I ingest all my news in accordance with my news diet, and right now it is working for me. I spend a maximum of 45 minutes a day attending to the news. This includes listening to NPR, reading stories on the news page I designed for myself on my notebook, clicking on stories from trusted Facebook friends, talking to someone about the political stories du jour, and it even includes Stephen Colbert’s nightly monologue.

Colbert is very clear about his show’s relationship to the news programming, “That is the news, this is entertainment.”  Nonetheless, his monologues are political, and they “count” on my diet. I just walk away as my husband’s belly laughs echo throughout the house.

President Trump’s ascension has precipitated toxic levels of frustration at the news. That there are fake news stories in the media, social and traditional, is crazy making. That I have to double check stories friends share on Facebook is maddening. But it is my job if I really want to know the truth.  On the surface, fake news stories take our eyes off reality and tells us something else. That is not good. Then fake news distracts us with requiring more research to check out its veracity.  This is kind of fun for research nerds, of which I am one, but this research takes time and attention away from what else is happening.

Fake news is exhausting.  It is very small reward when, in the name of truth, I prove that a story is truly wackadoodle. Fake news can wear me down.  And if I have years of fake news stories complete with “alternative facts,” I could become quite cynical about all news, all reporting, even the good stuff.  I will cease to be the good citizen who calls shenanigans early and often.

Quaker Simplicity

My solution is to use what I’ve learned from Quakers about simplicity. Because attending to the news brings me complication and chaos, I don’t listen to the news in the background as I drive, cook or mess around in the yard. I read headlines and a few stories from a variety of news sources with coffee in the morning, and then I stop until the evening when I listen to local public radio stories.

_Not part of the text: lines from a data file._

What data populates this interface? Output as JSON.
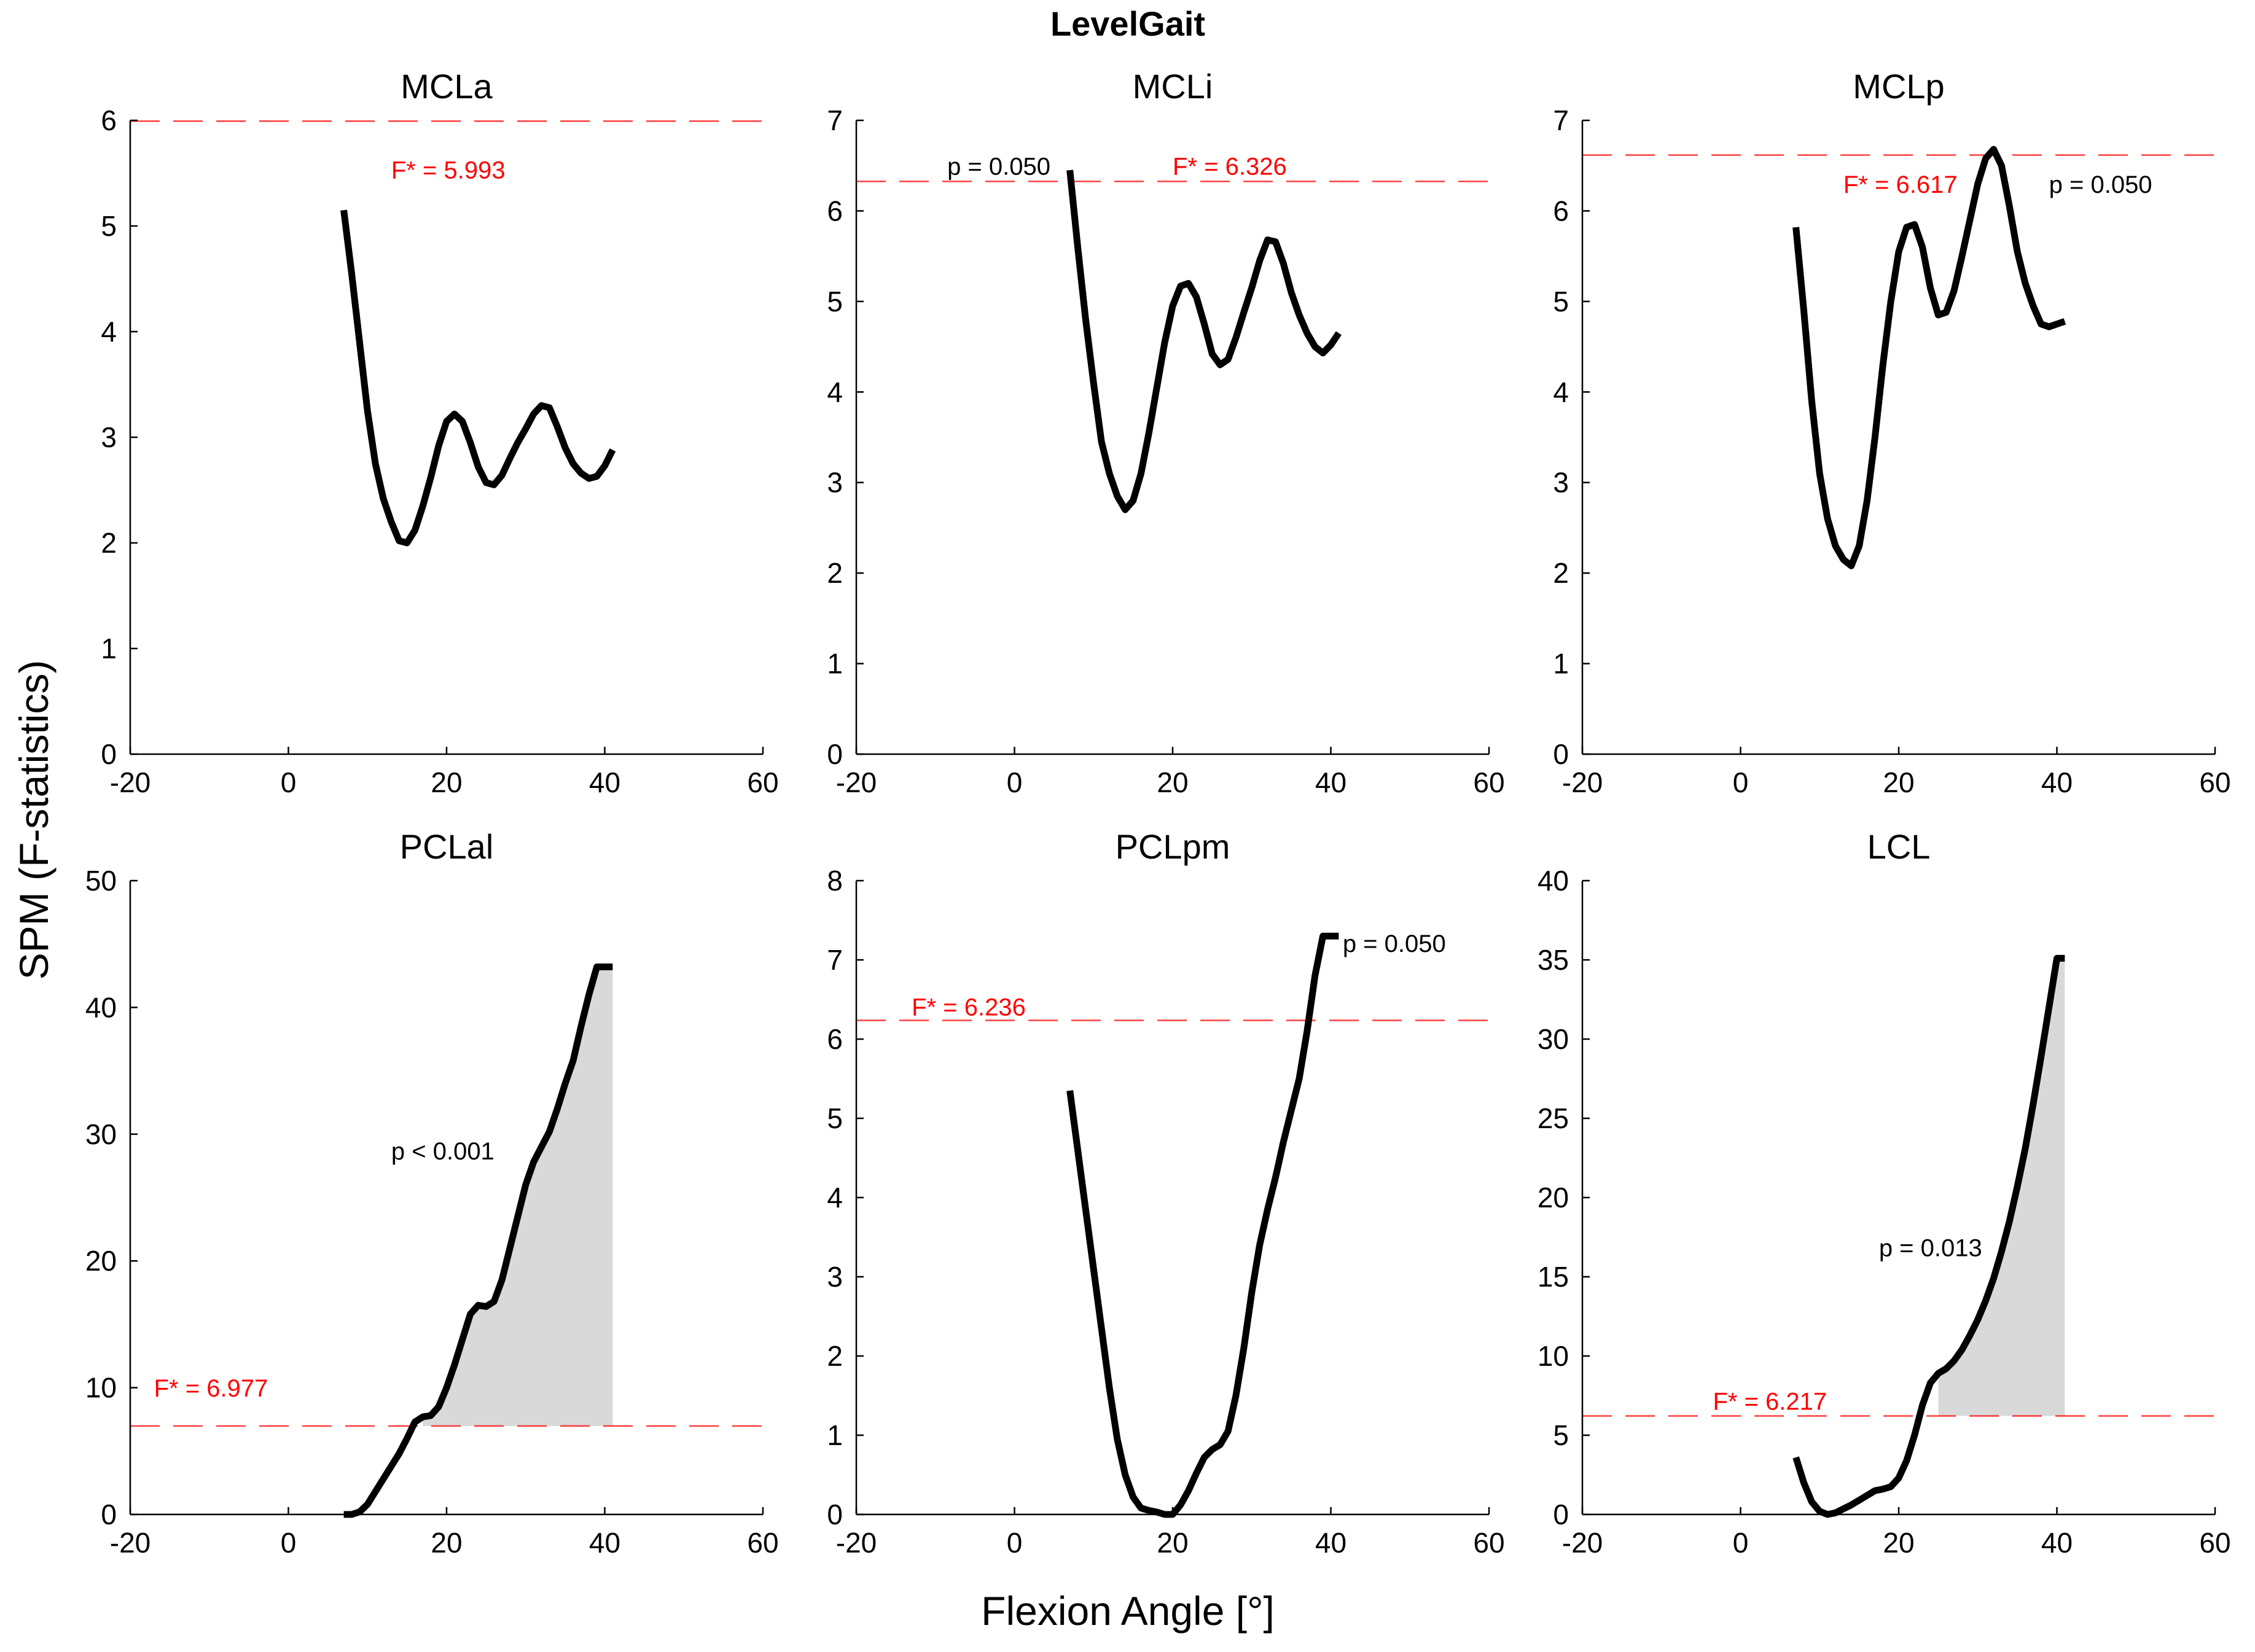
{
  "figure": {
    "suptitle": "LevelGait",
    "ylabel": "SPM (F-statistics)",
    "xlabel": "Flexion Angle [°]"
  },
  "colors": {
    "curve": "#000000",
    "threshold": "#ff0000",
    "cluster_fill": "#d9d9d9",
    "annotation_black": "#000000",
    "annotation_red": "#ff0000"
  },
  "chart_data": [
    {
      "type": "line",
      "title": "MCLa",
      "xlim": [
        -20,
        60
      ],
      "ylim": [
        0,
        6
      ],
      "xticks": [
        "-20",
        "0",
        "20",
        "40",
        "60"
      ],
      "yticks": [
        "0",
        "1",
        "2",
        "3",
        "4",
        "5",
        "6"
      ],
      "threshold": 5.993,
      "threshold_label": "F* = 5.993",
      "threshold_label_pos": [
        13,
        5.45
      ],
      "p_labels": [],
      "clusters": [],
      "x": [
        7,
        8,
        9,
        10,
        11,
        12,
        13,
        14,
        15,
        16,
        17,
        18,
        19,
        20,
        21,
        22,
        23,
        24,
        25,
        26,
        27,
        28,
        29,
        30,
        31,
        32,
        33,
        34,
        35,
        36,
        37,
        38,
        39,
        40,
        41
      ],
      "y": [
        5.15,
        4.55,
        3.9,
        3.25,
        2.75,
        2.42,
        2.2,
        2.02,
        2.0,
        2.12,
        2.35,
        2.62,
        2.92,
        3.15,
        3.22,
        3.15,
        2.95,
        2.72,
        2.57,
        2.55,
        2.64,
        2.8,
        2.95,
        3.08,
        3.22,
        3.3,
        3.28,
        3.1,
        2.9,
        2.75,
        2.66,
        2.61,
        2.63,
        2.73,
        2.88
      ]
    },
    {
      "type": "line",
      "title": "MCLi",
      "xlim": [
        -20,
        60
      ],
      "ylim": [
        0,
        7
      ],
      "xticks": [
        "-20",
        "0",
        "20",
        "40",
        "60"
      ],
      "yticks": [
        "0",
        "1",
        "2",
        "3",
        "4",
        "5",
        "6",
        "7"
      ],
      "threshold": 6.326,
      "threshold_label": "F* = 6.326",
      "threshold_label_pos": [
        20,
        6.4
      ],
      "p_labels": [
        {
          "text": "p = 0.050",
          "pos": [
            -8.5,
            6.4
          ]
        }
      ],
      "clusters": [],
      "x": [
        7,
        8,
        9,
        10,
        11,
        12,
        13,
        14,
        15,
        16,
        17,
        18,
        19,
        20,
        21,
        22,
        23,
        24,
        25,
        26,
        27,
        28,
        29,
        30,
        31,
        32,
        33,
        34,
        35,
        36,
        37,
        38,
        39,
        40,
        41
      ],
      "y": [
        6.45,
        5.6,
        4.8,
        4.1,
        3.45,
        3.1,
        2.85,
        2.7,
        2.8,
        3.1,
        3.55,
        4.05,
        4.55,
        4.95,
        5.17,
        5.2,
        5.05,
        4.75,
        4.42,
        4.3,
        4.36,
        4.6,
        4.88,
        5.15,
        5.45,
        5.68,
        5.66,
        5.42,
        5.1,
        4.85,
        4.65,
        4.5,
        4.43,
        4.52,
        4.65
      ]
    },
    {
      "type": "line",
      "title": "MCLp",
      "xlim": [
        -20,
        60
      ],
      "ylim": [
        0,
        7
      ],
      "xticks": [
        "-20",
        "0",
        "20",
        "40",
        "60"
      ],
      "yticks": [
        "0",
        "1",
        "2",
        "3",
        "4",
        "5",
        "6",
        "7"
      ],
      "threshold": 6.617,
      "threshold_label": "F* = 6.617",
      "threshold_label_pos": [
        13,
        6.2
      ],
      "p_labels": [
        {
          "text": "p = 0.050",
          "pos": [
            39,
            6.2
          ]
        }
      ],
      "clusters": [],
      "x": [
        7,
        8,
        9,
        10,
        11,
        12,
        13,
        14,
        15,
        16,
        17,
        18,
        19,
        20,
        21,
        22,
        23,
        24,
        25,
        26,
        27,
        28,
        29,
        30,
        31,
        32,
        33,
        34,
        35,
        36,
        37,
        38,
        39,
        40,
        41
      ],
      "y": [
        5.82,
        4.9,
        3.9,
        3.1,
        2.6,
        2.3,
        2.15,
        2.08,
        2.3,
        2.8,
        3.5,
        4.3,
        5.0,
        5.55,
        5.82,
        5.85,
        5.6,
        5.15,
        4.85,
        4.88,
        5.12,
        5.5,
        5.9,
        6.3,
        6.58,
        6.68,
        6.5,
        6.05,
        5.55,
        5.2,
        4.95,
        4.75,
        4.72,
        4.75,
        4.78
      ]
    },
    {
      "type": "line",
      "title": "PCLal",
      "xlim": [
        -20,
        60
      ],
      "ylim": [
        0,
        50
      ],
      "xticks": [
        "-20",
        "0",
        "20",
        "40",
        "60"
      ],
      "yticks": [
        "0",
        "10",
        "20",
        "30",
        "40",
        "50"
      ],
      "threshold": 6.977,
      "threshold_label": "F* = 6.977",
      "threshold_label_pos": [
        -17,
        9.3
      ],
      "p_labels": [
        {
          "text": "p < 0.001",
          "pos": [
            13,
            28
          ]
        }
      ],
      "clusters": [
        [
          17,
          41
        ]
      ],
      "x": [
        7,
        8,
        9,
        10,
        11,
        12,
        13,
        14,
        15,
        16,
        17,
        18,
        19,
        20,
        21,
        22,
        23,
        24,
        25,
        26,
        27,
        28,
        29,
        30,
        31,
        32,
        33,
        34,
        35,
        36,
        37,
        38,
        39,
        40,
        41
      ],
      "y": [
        0.0,
        0.0,
        0.2,
        0.8,
        1.8,
        2.8,
        3.8,
        4.8,
        6.0,
        7.3,
        7.7,
        7.8,
        8.5,
        10.0,
        11.8,
        13.8,
        15.8,
        16.5,
        16.4,
        16.8,
        18.5,
        21.0,
        23.5,
        26.0,
        27.8,
        29.0,
        30.2,
        32.0,
        34.0,
        35.8,
        38.5,
        41.0,
        43.2,
        43.2,
        43.2
      ]
    },
    {
      "type": "line",
      "title": "PCLpm",
      "xlim": [
        -20,
        60
      ],
      "ylim": [
        0,
        8
      ],
      "xticks": [
        "-20",
        "0",
        "20",
        "40",
        "60"
      ],
      "yticks": [
        "0",
        "1",
        "2",
        "3",
        "4",
        "5",
        "6",
        "7",
        "8"
      ],
      "threshold": 6.236,
      "threshold_label": "F* = 6.236",
      "threshold_label_pos": [
        -13,
        6.3
      ],
      "p_labels": [
        {
          "text": "p = 0.050",
          "pos": [
            41.5,
            7.1
          ]
        }
      ],
      "clusters": [],
      "x": [
        7,
        8,
        9,
        10,
        11,
        12,
        13,
        14,
        15,
        16,
        17,
        18,
        19,
        20,
        21,
        22,
        23,
        24,
        25,
        26,
        27,
        28,
        29,
        30,
        31,
        32,
        33,
        34,
        35,
        36,
        37,
        38,
        39,
        40,
        41
      ],
      "y": [
        5.35,
        4.6,
        3.85,
        3.1,
        2.35,
        1.6,
        0.95,
        0.5,
        0.22,
        0.08,
        0.05,
        0.03,
        0.0,
        0.0,
        0.12,
        0.3,
        0.52,
        0.72,
        0.82,
        0.88,
        1.05,
        1.5,
        2.1,
        2.8,
        3.4,
        3.85,
        4.25,
        4.7,
        5.1,
        5.5,
        6.1,
        6.8,
        7.3,
        7.3,
        7.3
      ]
    },
    {
      "type": "line",
      "title": "LCL",
      "xlim": [
        -20,
        60
      ],
      "ylim": [
        0,
        40
      ],
      "xticks": [
        "-20",
        "0",
        "20",
        "40",
        "60"
      ],
      "yticks": [
        "0",
        "5",
        "10",
        "15",
        "20",
        "25",
        "30",
        "35",
        "40"
      ],
      "threshold": 6.217,
      "threshold_label": "F* = 6.217",
      "threshold_label_pos": [
        -3.5,
        6.6
      ],
      "p_labels": [
        {
          "text": "p = 0.013",
          "pos": [
            17.5,
            16.3
          ]
        }
      ],
      "clusters": [
        [
          25,
          41
        ]
      ],
      "x": [
        7,
        8,
        9,
        10,
        11,
        12,
        13,
        14,
        15,
        16,
        17,
        18,
        19,
        20,
        21,
        22,
        23,
        24,
        25,
        26,
        27,
        28,
        29,
        30,
        31,
        32,
        33,
        34,
        35,
        36,
        37,
        38,
        39,
        40,
        41
      ],
      "y": [
        3.6,
        2.0,
        0.8,
        0.2,
        0.0,
        0.1,
        0.35,
        0.6,
        0.9,
        1.2,
        1.5,
        1.6,
        1.75,
        2.3,
        3.4,
        5.0,
        6.9,
        8.3,
        8.9,
        9.2,
        9.7,
        10.4,
        11.3,
        12.3,
        13.5,
        14.9,
        16.6,
        18.5,
        20.7,
        23.1,
        25.9,
        28.9,
        32.0,
        35.1,
        35.1
      ]
    }
  ]
}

A few F(f)riends who used to listen to the news all day tell me that they are listening to more music these days, and they are glad of it.  A friend and I stopped to chat in the produce aisle the other day. He had remembered that he hadn’t been able to watch the news while George W. Bush was president, either.  It made him crazy.  “Huh, I remember that, too.” The Trump presidency seems to be a whole new level of frustration, but I realized I survived before on a news diet.  I can do it again. And I have more time for sleeping. It is that simple.